Not for the ski industry.
“We’re thrilled to have Lyle coming out here,” says Sam Anderson, an attorney
for the National Ski Areas Association, which lobbies on behalf of 325 ski
resorts nationwide. “Lyle’s attended our last two national conventions, and as a
result, he has a tremendous insight into our industry’s challenges and the
direction we’re going. The only negative is that we’re going to be losing him on
a national level.”
Off-road enthusiasts are just as happy about Laverty. “Last year we lost
sixty miles of road open to off-road vehicles,” says Adam Mehlberg, land-use
director of the Colorado Four-Wheel Drive Association. “But from what I’ve
heard, [Laverty] understands the way to balance environmental concerns without
limiting motorized recreation. And from our standpoint, the fact that he’s got a
recreational background as opposed to being an ‘-ologist’ is a good thing.”

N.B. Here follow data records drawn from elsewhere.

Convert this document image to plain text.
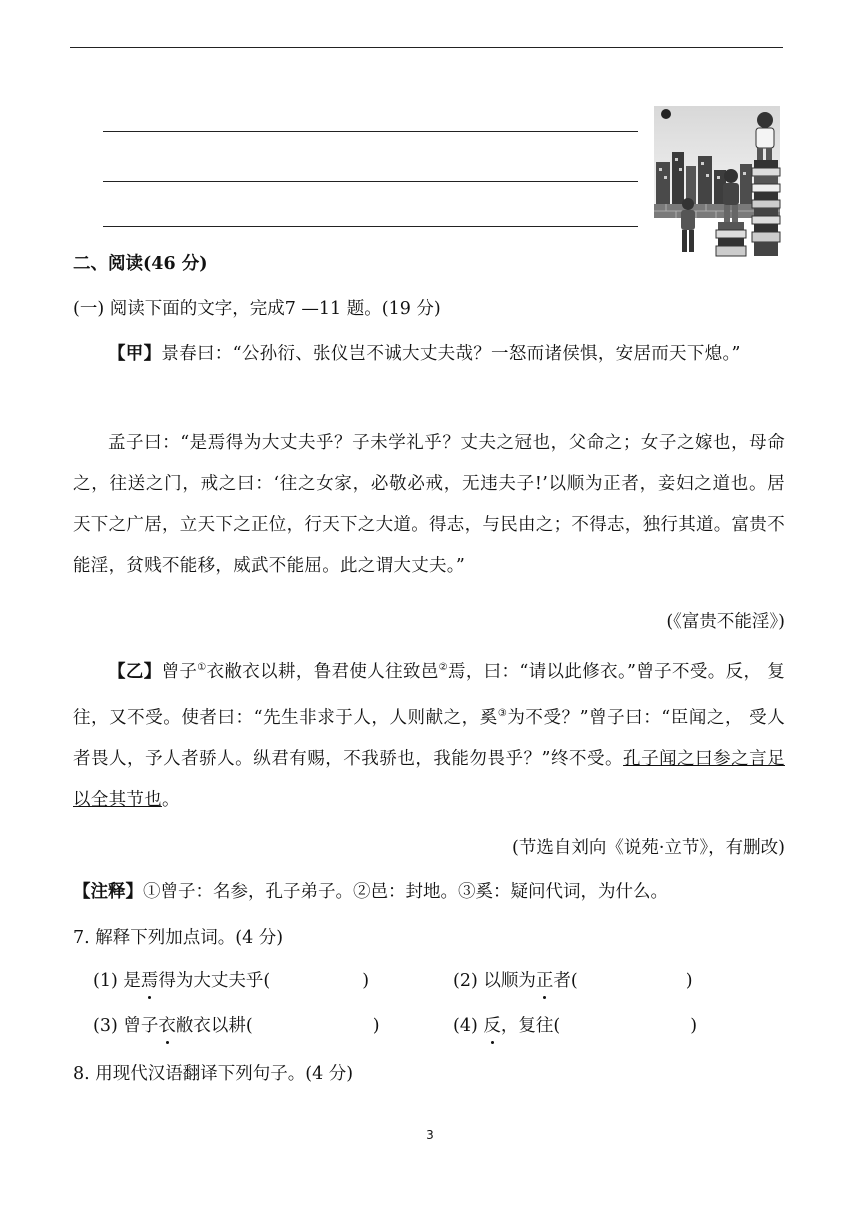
二、阅读(46 分)
(一) 阅读下面的文字，完成7 —11 题。(19 分)
【甲】景春曰：“公孙衍、张仪岂不诚大丈夫哉？一怒而诸侯惧，安居而天下熄。”
孟子曰：“是焉得为大丈夫乎？子未学礼乎？丈夫之冠也，父命之；女子之嫁也，母命之，往送之门，戒之曰：‘往之女家，必敬必戒，无违夫子!’以顺为正者，妾妇之道也。居天下之广居，立天下之正位，行天下之大道。得志，与民由之；不得志，独行其道。富贵不能淫，贫贱不能移，威武不能屈。此之谓大丈夫。”
(《富贵不能淫》)
【乙】曾子①衣敝衣以耕，鲁君使人往致邑②焉，曰：“请以此修衣。”曾子不受。反， 复往，又不受。使者曰：“先生非求于人，人则献之，奚③为不受？”曾子曰：“臣闻之， 受人者畏人，予人者骄人。纵君有赐，不我骄也，我能勿畏乎？”终不受。孔子闻之曰参之言足以全其节也。
(节选自刘向《说苑·立节》，有删改)
【注释】①曾子：名参，孔子弟子。②邑：封地。③奚：疑问代词，为什么。
7. 解释下列加点词。(4 分)
(1) 是焉得为大丈夫乎(	)	(2) 以顺为正者(	)
(3) 曾子衣敝衣以耕(	)	(4) 反，复往(	)
8. 用现代汉语翻译下列句子。(4 分)
3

Outdoor enthusiasts like Laverty used to be seen as friends of the
environment, but conservation groups increasingly contend that the growing
demand for outdoor recreation is wreaking havoc on national forests. They argue
that ski-resort construction, off-road vehicles and mountain bikers not only
drive reclusive animals out of their natural habitats, but also create trails
that irreversibly damage soil and plants. “There’s no shortage of favor for the
Forest Service from ski resorts and the like,” says Rocky Smith of the Colorado
Environmental Coalition. “Sometimes it seems like the Forest Service is acting
as an agent for the ski areas, especially since the Forest Service has been
promoting this sort of industrial-strength recreation.”
Colorado environmentalists are already firing warning shots at Laverty,
sending letters of concern and other documents to his D.C. office.
“I don’t have a problem with ski resorts or recreational trails,” says Jasper
Carlton, “but we’re afraid that Laverty is going to allow all-out development
and the forests won’t tolerate it.”
McClellan points to the impact caused by the 100,000 mountain bikers she
estimates visited Vail last summer.
“The mountain bike is dangerous,” she says, “because of its potential to get
people further into undisturbed backcountry--the last refuge for reclusive
species like the lynx and wolverine. Where a hiker can maybe get ten miles into
the backcountry, a biker can get forty and an off-road vehicle one hundred. When
you throw in skiing, the result is a year-round gridlock of recreation, which is
a greater threat to our lands than logging ever was. Twenty years from now,
forests harvested for timber will have grown back, but a trail will always be
there.
“If this kind of proliferation continues, which it looks like it will when
Laverty gets out here, I predict that we’ll have uniform saturation [of Forest
Service land] within two decades.”
Laverty wouldn’t call it “uniform saturation,” but he does speak of big
numbers.
“We estimate that by the year 2045 we’ll have 1.2 billion recreational visits
to our national forests,” he says. “The question we have to address is, how do
we prepare for that kind of use while making sure that the resource which draws
these visitors is protected? We’re going to find limits on what the land can
sustain.
“I look at it like an opera house. There are only so many seats available,
and when you exceed that, you’ve got to change the seating structure. Are we
going to turn people away or build stadium seating?”